Precisamente en el manejo de la madera certificada, Ence es una de las empresas punteras de su ámbito. Oliveros explicó que el 90 % de la madera que se utiliza en las factorías de Pontevedra y Navia es certificada y que esta decisión ha facilitado la fijación de empleo en el medio rural y una mejora ambiental del monte. Apuntó que la apuesta de Ence por la madera certificada «no es un capricho», sino que «nos lo pide el mercado». Un ejemplo de cómo dignificar el trabajo del bosque, el respeto ambiental y la viabilidad económica empresarial y social. 

La amenaza que suponen las plagas impone la urgencia de la investigación

Las plagas se han convertido en un nuevo elemento que amenaza el futuro del bosque gallego. El goníptero del eucalipto, la avispilla del castaño, el picudo rojo de las palmeras son insectos que, pese a sus pequeñas dimensiones, están provocando grandes problemas a las especies de árboles que parasitan y matan. Es uno de los problemas para los que el sector forestal urge medidas de investigación y de puesta en marcha de planes preventivos y de control.

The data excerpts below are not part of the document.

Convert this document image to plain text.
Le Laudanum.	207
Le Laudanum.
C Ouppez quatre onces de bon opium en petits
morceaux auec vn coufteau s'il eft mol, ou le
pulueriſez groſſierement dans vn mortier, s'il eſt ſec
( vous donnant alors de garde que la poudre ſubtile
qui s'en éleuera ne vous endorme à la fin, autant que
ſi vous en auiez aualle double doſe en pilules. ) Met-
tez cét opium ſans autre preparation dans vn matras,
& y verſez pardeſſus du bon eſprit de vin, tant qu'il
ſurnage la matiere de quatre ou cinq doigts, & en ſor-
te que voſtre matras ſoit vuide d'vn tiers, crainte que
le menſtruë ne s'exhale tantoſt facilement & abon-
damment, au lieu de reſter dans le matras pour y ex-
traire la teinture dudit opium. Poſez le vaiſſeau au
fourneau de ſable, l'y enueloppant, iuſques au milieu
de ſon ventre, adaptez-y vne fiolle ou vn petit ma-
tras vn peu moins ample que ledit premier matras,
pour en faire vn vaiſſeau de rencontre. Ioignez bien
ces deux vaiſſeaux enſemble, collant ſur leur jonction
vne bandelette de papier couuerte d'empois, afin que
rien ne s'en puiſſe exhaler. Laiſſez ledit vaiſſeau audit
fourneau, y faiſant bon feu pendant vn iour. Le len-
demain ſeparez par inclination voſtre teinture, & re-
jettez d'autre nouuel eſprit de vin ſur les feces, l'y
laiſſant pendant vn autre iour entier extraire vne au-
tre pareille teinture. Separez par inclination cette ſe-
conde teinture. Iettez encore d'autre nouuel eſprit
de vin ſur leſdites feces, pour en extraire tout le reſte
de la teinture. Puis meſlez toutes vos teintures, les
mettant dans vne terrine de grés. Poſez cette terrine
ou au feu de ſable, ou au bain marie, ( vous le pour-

«El escenario que se presta a futuro es que las plagas forestales y agrícolas van a ser clave. El cambio de las condiciones ambientales genera situaciones nuevas», precisa Juan Picos. Desde su punto de vista, es de esperar que nuevos problemas surjan, por la globalización, que hacen que una plaga se extienda con rapidez en lugares donde ni siquiera se sabía que existían esos insectos. «Hay que tener una capacidad para prospectar cuáles son los posibles problemas futuros e irnos preparando para ello y no esperar a que lleguen y tardar en buscar una solución», recalcó.

Desde el punto de vista de la producción forestal, incidió en que hay que tener en cuenta que los factores climatológicos a los que estamos acostumbrados pueden variar y no mantenerse, por lo que «hay que jugar en ese campo». Picos da por hecho que esa variación va a tener lugar, más tarde o más temprano, y que hay que prepararse.

En este sentido, y ya con una visión de problemáticas estructurales más generales, el director de la Escola de Enxeñaría Forestal detecta también la necesidad de coordinar más a los productores y a los investigadores para que se puedan aprovechar mejor la experiencia de unos y los resultados de otros.

Pequeños propietarios

Por su parte, en este Foro Voz también se habló del importante papel que desarrollan los pequeños propietarios forestales en Galicia, que funcionan mucho mejor que muchas comunidades de montes. En Galicia, afirmó Picos, «la madera viene de las familias, las comunidades de montes solo cortan el 10 %». Este es un factor que hay que evaluar porque permite definir que, pese al alto minifundismo gallego, hay una parte importante de los propietarios que están esforzándose por hacerlo bien y lo están logrando. Es a este segmento de propietarios a los que hay que cuidar aún más.